Tuesday, September 20, 2011

Festivaletteratura 2011 (3/3)

Uzodinma Iweala. Questo nome difficile da pronunciare appartiene ad un giovane scrittore di origine nigeriana cresciuto negli Stati Uniti. Proveniente da una famiglia molto privilegiata (sua madre è Ministro delle Finanze), Iweala si è laureato in letteratura inglese ed americana ad Harvard, ma come se non bastasse ha anche una laurea in medicina. Incluso tra i 20 migliori giovani scrittori americani da Granta Magazine (una lista simile a quella del sondaggio che vi propongo), Iweala è l'autore di "Bestie Senza una Patria", che racconta la storia di un bambino-soldato. Dialoga con lui Gianni Biondillo, scrittore e giornalista italiano che ha fatto alcune esperienze in Africa. L'incontro ha puntato molto sul fatto che il pubblico in sala non conosce molto dell'Africa, o meglio conosce solo quello che mostra la televisione: fame, povertà, malattie e guerra. Iweala ha insistito molto sulle generalizzazioni che vengono fatte riguardo all'Africa, nonostante tra il pubblico ci fossero una professoressa di storia africana e persone che per lavoro hanno a che fare tutti i giorni con africani provenienti dalle regioni più disparate. L'autore, nonostante abbia scritto un romanzo su una tematica così drammatica e sia in procinto di pubblicarne un altro che parla dell'AIDS nel continente africano, sostiene che noi non conosciamo  l'Africa e non ci rendiamo conto che la gente vive vite perfettamente normali anche lì. Forse è vero, però io sto dalla parte dell'intervento polemico (e poco apprezzato) che c'è stato alla fine dell'incontro: perché si è parlato poco, o quasi niente, di letteratura? Perché gli scrittori africani (o indiani, cinesi etc.) devono rispondere a domande sull'economia odierna della Nigeria e l'influenza degli investimenti cinesi sullo sviluppo del paese, quando dovrebbero spiegarci perché la letteratura è importante per avere una visione più amplia e particolareggiata del continente? Io credo che una pluralità di storie (usando l'espressione di Chimamanda Ngozi Adichie, un'altra nigeriana che ammiro), si possa raggiungere anche, anzi soprattutto, attraverso la letteratura. Ed infatti questa conclusione arriva, un po' inaspettata ma sicuramente salvifica, da Gianni Biondillo che, per ribadirci come non ci sia una sola Africa, ironizza anche sul fatto che in questo caso è lui, figlio di "terroni" semi-analfabeti che per poco non andava neanche all'università, ad essere il vero svantaggiato dei due. 

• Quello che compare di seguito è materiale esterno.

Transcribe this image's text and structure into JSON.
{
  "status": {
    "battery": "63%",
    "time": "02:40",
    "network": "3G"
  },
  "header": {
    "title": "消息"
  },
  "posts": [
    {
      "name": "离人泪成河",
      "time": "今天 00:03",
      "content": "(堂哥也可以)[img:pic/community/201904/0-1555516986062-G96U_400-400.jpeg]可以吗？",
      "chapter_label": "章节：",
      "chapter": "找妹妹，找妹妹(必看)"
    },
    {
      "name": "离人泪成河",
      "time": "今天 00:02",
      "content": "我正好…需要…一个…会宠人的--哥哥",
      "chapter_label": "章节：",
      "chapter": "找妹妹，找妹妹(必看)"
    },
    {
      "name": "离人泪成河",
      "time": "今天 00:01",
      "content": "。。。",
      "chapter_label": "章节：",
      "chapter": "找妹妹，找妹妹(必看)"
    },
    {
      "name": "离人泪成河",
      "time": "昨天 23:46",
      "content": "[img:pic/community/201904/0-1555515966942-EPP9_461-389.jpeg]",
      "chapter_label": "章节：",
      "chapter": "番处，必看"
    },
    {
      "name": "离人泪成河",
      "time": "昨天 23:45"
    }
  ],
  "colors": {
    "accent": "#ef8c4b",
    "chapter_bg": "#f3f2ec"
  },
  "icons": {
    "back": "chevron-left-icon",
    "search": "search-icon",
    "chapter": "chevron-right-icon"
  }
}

Laila Wadia e Enrico Franceschini. Entrambi scrivono di incontri e scontri tra culture, uno esaltando la multietnicità e l'apertura di una città come Londra, e l'altra ironizzando sui vizi e le stranezze del popolo italiano. Laila Wadia è nata a Bombay, in India, ma vive da tantissimi anni in Italia. Il suo "Come Diventare Italiani in 24 ore" è l'avventura tragicomica di una ragazza indiana che viene a studiare in Italia grazie ad una borsa di studio, e finisce poi per non lasciare più il Bel Paese, nel bene o nel male. Si legge in due ore, fa ridere e lascia un dubbio: quanto autobiografica è questa storia? Ma Laila Wadia ammira per davvero Aida Yespica per aver avuto successo nonostante abbia origini non proprio italiche? 
Enrico Franceschini, invece, è un blogger: scorrendo l'homepage di Repubblica vi è può esser capitato di vedere la thumbnail di un blogger dall'espressione ironico-rassegnata che racconta che cosa succede nella capitale britannica. Innamorato pazzo di Londra, Franceschini ci spiega come fare a distinguere un italiano che gira con la famiglia per South Kensington, ci illumina sul perché Londra sia impazzita per la cucina etnica (un tentativo di recuperare il tempo gastronomicamente perso, secondo lui) e ci regala un resoconto della sua serata a Buckingham Palace, tra gaffe dettate dall'ansia e conversazioni piacevoli con il principe Carlo. 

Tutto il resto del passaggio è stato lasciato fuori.